I heard this story many years back from my friend. His father, also my teacher much later than the incident described here, as a young member of the Communist Party in his younger days had participated in meeting to discuss the defeat of the Party in all seats in Punjab except one. I was told by my friend that in the meeting the young scholar had raised his hand and asked "would it not be better if, rather than dissecting the cause of defeat, we deliberate on how we won one seat and recreate those conditions elsewhere so that we could win more seats". He was hooted as a charlatan and soon after he ceased to be a member of the Party. I narrate this story as an entry to the somewhat scary story of the recent takeover of the Swat valley by the followers of Taliban and the stark fact that Amritsar is only 500 kilometres from Swat.
Apart from the obvious historical fallacy in the scaremongering [Amritsar has always been 500 kilometres from Swat and Swat has always been a land of warlords since as far as historical records go], it does give an opportunity to see how ideas spread or more importantly how the spread of ideas are restricted. Here are some examples to start a debate: Bihar is zero kilometres from West Bengal where CPM has been ruling for 28 years. The presence of a marxist party at its borders has made no impact to Bihar's own variety of politics. Ditto with Tamil Nadu and Kerala. North Korea and South Korea; China and Pakistan are other examples where the flow of ideas and therefore politics have refused to permeate each other's territories.

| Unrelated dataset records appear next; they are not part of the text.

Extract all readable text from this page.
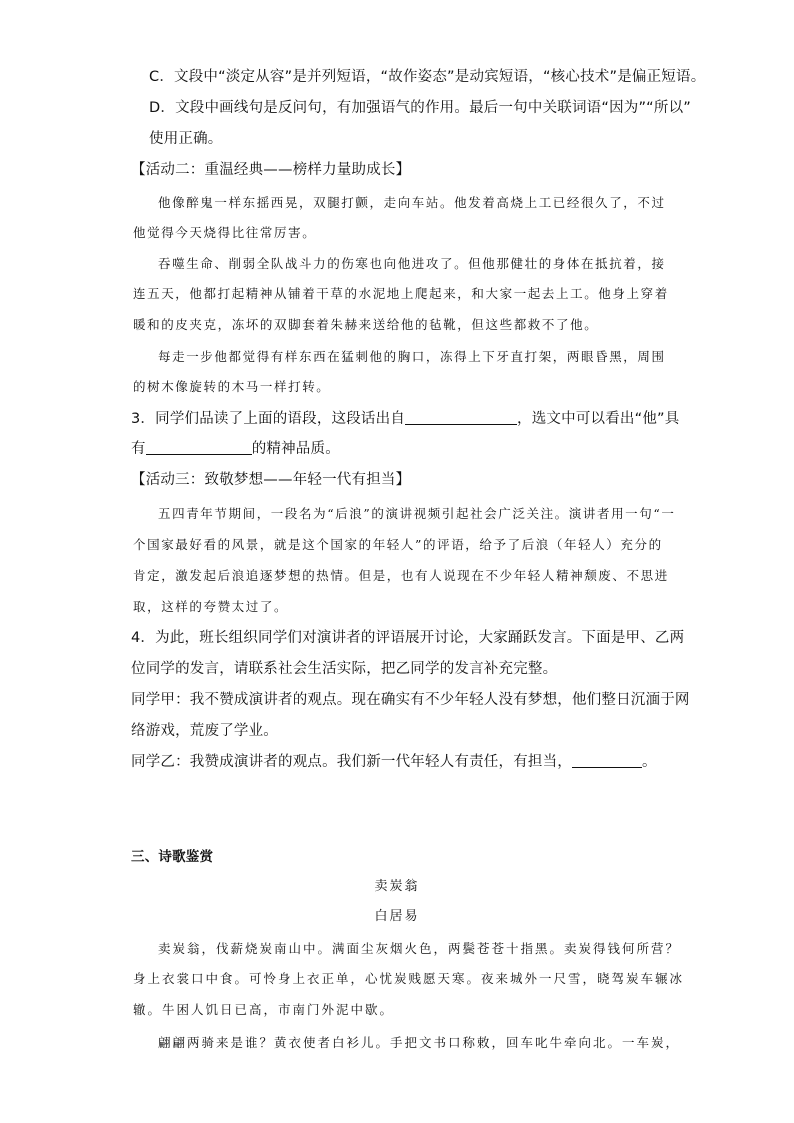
C．文段中“淡定从容”是并列短语，“故作姿态”是动宾短语，“核心技术”是偏正短语。
D．文段中画线句是反问句，有加强语气的作用。最后一句中关联词语“因为”“所以”
使用正确。
【活动二：重温经典——榜样力量助成长】
他像醉鬼一样东摇西晃，双腿打颤，走向车站。他发着高烧上工已经很久了，不过
他觉得今天烧得比往常厉害。
吞噬生命、削弱全队战斗力的伤寒也向他进攻了。但他那健壮的身体在抵抗着，接
连五天，他都打起精神从铺着干草的水泥地上爬起来，和大家一起去上工。他身上穿着
暖和的皮夹克，冻坏的双脚套着朱赫来送给他的毡靴，但这些都救不了他。
每走一步他都觉得有样东西在猛刺他的胸口，冻得上下牙直打架，两眼昏黑，周围
的树木像旋转的木马一样打转。
3．同学们品读了上面的语段，这段话出自	，选文中可以看出“他”具
有	的精神品质。
【活动三：致敬梦想——年轻一代有担当】
五四青年节期间，一段名为“后浪”的演讲视频引起社会广泛关注。演讲者用一句“一
个国家最好看的风景，就是这个国家的年轻人”的评语，给予了后浪（年轻人）充分的
肯定，激发起后浪追逐梦想的热情。但是，也有人说现在不少年轻人精神颓废、不思进
取，这样的夸赞太过了。
4．为此，班长组织同学们对演讲者的评语展开讨论，大家踊跃发言。下面是甲、乙两
位同学的发言，请联系社会生活实际，把乙同学的发言补充完整。
同学甲：我不赞成演讲者的观点。现在确实有不少年轻人没有梦想，他们整日沉湎于网
络游戏，荒废了学业。
同学乙：我赞成演讲者的观点。我们新一代年轻人有责任，有担当，	。
三、诗歌鉴赏
卖炭翁
白居易
卖炭翁，伐薪烧炭南山中。满面尘灰烟火色，两鬓苍苍十指黑。卖炭得钱何所营？
身上衣裳口中食。可怜身上衣正单，心忧炭贱愿天寒。夜来城外一尺雪，晓驾炭车辗冰
辙。牛困人饥日已高，市南门外泥中歇。
翩翩两骑来是谁？黄衣使者白衫儿。手把文书口称敕，回车叱牛牵向北。一车炭，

It seems obvious to me that ideology does not spread by mere geographical proximity. Then how do ideas spread? I really don't know. Perhaps socio-economic situations help or perhaps political sponsorship does....
Be that as it may, I am not alarmed at what is happening at Swat for two reasons, a) what is happening at Swat has been happening there at least since the last 200 years or more [I think Birbal too got killed in one of Akbar's campaign in that region] without affecting any one outside that area; b) empirically, ideas do not spread by just being in the neighbourhood. So let us not rush to contain the spread of ideas by half cooked methods, that could prove to be the most effective way to bring home the idea. As the Bengali proverb goes "Dont dig a canal to bring the crocodile home".